Teaching My Mother How to Give Birth
flipped eye publishing
Perfect bound, 38 pgs
Reviewed by Kelly M. Sylvester
The very title, Teaching My Mother How to Give Birth, ought to prepare readers for the juxtaposed and topsy-turvy world they are about to encounter, when entering the poems in this gripping collection by Warsan Shire. Shire, at times, utilizes a voice of child-like innocence to deliver shocking blows from content, which included sex, rape, incest, inequities of gender roles, war etc. She also seamlessly mixes in various languages and cultures.
The blending of culture and language highlights how these trials are not the burden of one religion, one nation, one ethnicity, one gender, instead through her use of words, she demonstrates how these are trials all could, at any time, impact anyone within society. This point is so clearly expressed in her poem, “Conversation About Home (at the Deportation Centre)” and the final prose stanza summarizes it best:
I hear them say go home, I hear them say fucking immigrants, fucking refugees. Are they really this arrogant? Do they not know that stability is like a lover with a sweet mouth upon your body one second; the next you are a tremor lying on the floor covered in rubble and old currency waiting for its return. All I can say is, I was once like you, the apathy, the pity, the ungrateful placement and now my home is the mouth of a shark, now my home is the barrel of a gun.

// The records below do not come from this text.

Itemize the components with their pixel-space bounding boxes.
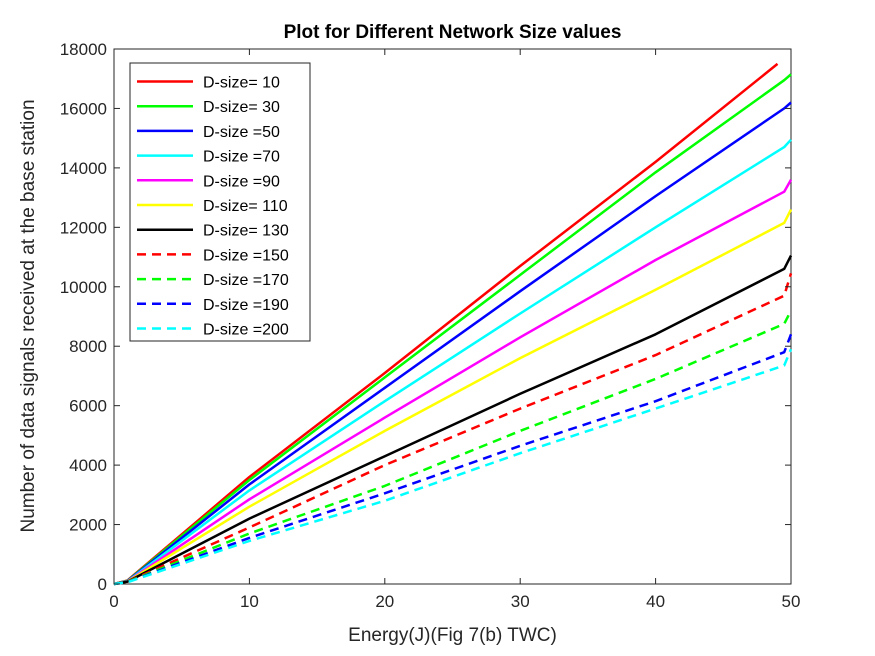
legend-label-3: D-size =50 [203,124,280,141]
y-tick-label: 16000 [60,99,107,118]
y-tick-label: 0 [98,575,107,594]
series-line-7 [113,255,793,586]
x-tick-label: 20 [375,592,394,611]
y-axis-label: Number of data signals received at the b… [18,99,39,532]
legend-label-8: D-size =150 [203,247,289,264]
y-tick-label: 4000 [69,456,107,475]
ticks-layer: 0 10 20 30 40 50 0 2000 4000 6000 8000 10000 12000 14… [60,40,801,611]
y-tick-label: 18000 [60,40,107,59]
series-layer [113,62,793,586]
y-tick-label: 14000 [60,159,107,178]
legend: D-size= 10 D-size= 30 D-size =50 D-size =70… [129,62,311,342]
legend-label-7: D-size= 130 [203,223,289,240]
legend-label-11: D-size =200 [203,322,289,339]
x-tick-label: 10 [240,592,259,611]
x-tick-label: 30 [511,592,530,611]
x-tick-label: 0 [109,592,118,611]
legend-label-10: D-size =190 [203,297,289,314]
legend-label-4: D-size =70 [203,149,280,166]
legend-label-9: D-size =170 [203,272,289,289]
x-tick-label: 40 [646,592,665,611]
y-tick-label: 2000 [69,516,107,535]
legend-label-6: D-size= 110 [203,198,288,215]
series-line-11 [113,348,793,586]
y-tick-label: 6000 [69,397,107,416]
x-tick-label: 50 [782,592,801,611]
series-line-6 [113,208,793,586]
legend-box [129,62,311,342]
legend-label-5: D-size =90 [203,173,280,190]
legend-label-2: D-size= 30 [203,99,280,116]
y-tick-label: 12000 [60,218,107,237]
x-axis-label: Energy(J)(Fig 7(b) TWC) [348,625,557,646]
y-tick-label: 10000 [60,278,107,297]
series-line-4 [113,138,792,586]
y-tick-label: 8000 [69,337,107,356]
legend-label-1: D-size= 10 [203,75,280,92]
chart-title: Plot for Different Network Size values [284,22,622,43]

I’ll see you on the other side.
Even within this stanza, the reader witnesses the confusion of Shire’s use of “you.” At first the “you” could be her and her experience, or an address to the audience; but then it is quite clearly the “them” and “they” from earlier, and lastly, is it still an address to “them” or is it being directed to the reader? There are several poems where the “you” is clearly a character talking to the poet, or the poet addressing a definite character. Other times, the “you” seems to be not a direct index pointing toward a specific person or a result of the poet’s unwillingness to use “I.” This at times is jarring and other times it invites the reader deeper into Shire’s world.

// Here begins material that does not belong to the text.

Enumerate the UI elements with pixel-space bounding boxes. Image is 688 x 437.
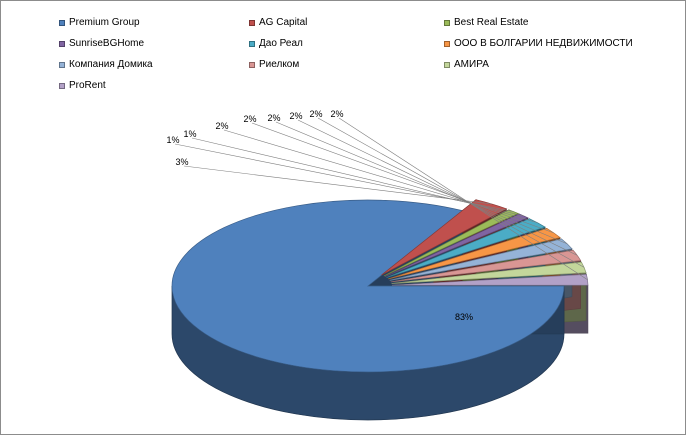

The “you confusion” has a significant impact on the reader and definitely demonstrates the line in “Conversation About Home (at the Deportation Centre)” when Shire writes, “Sometimes it feels like someone else is wearing my body.” Sometimes she lets the reader wear her body in her pleasantly, unpredictable poems.
Wearing Shire’s body and seeing events through her eyes of innocence, like in her poem “Beauty” where she comments about her sister, “Anything that leaves her mouth sounds like sex. / Our mother has banned her from saying God’s name.”Or through her eyes that have suffered years of hardship, like in her poem “Ugly” where she writes, “Your daughter’s face is a small riot / her hands are a civil war, / a refugee camp behind each ear, / a body littered with ugly things. / But God, / doesn’t she wear / the world well?” is an eye opening experience for Shire’s readers. The experience is like the last phrase in “Maymuun’s Mouth” (which is a poem about how Maymuun “lost her accent with the help of her local Community College.”) where readers are “learning to kiss with [a] new tongue.”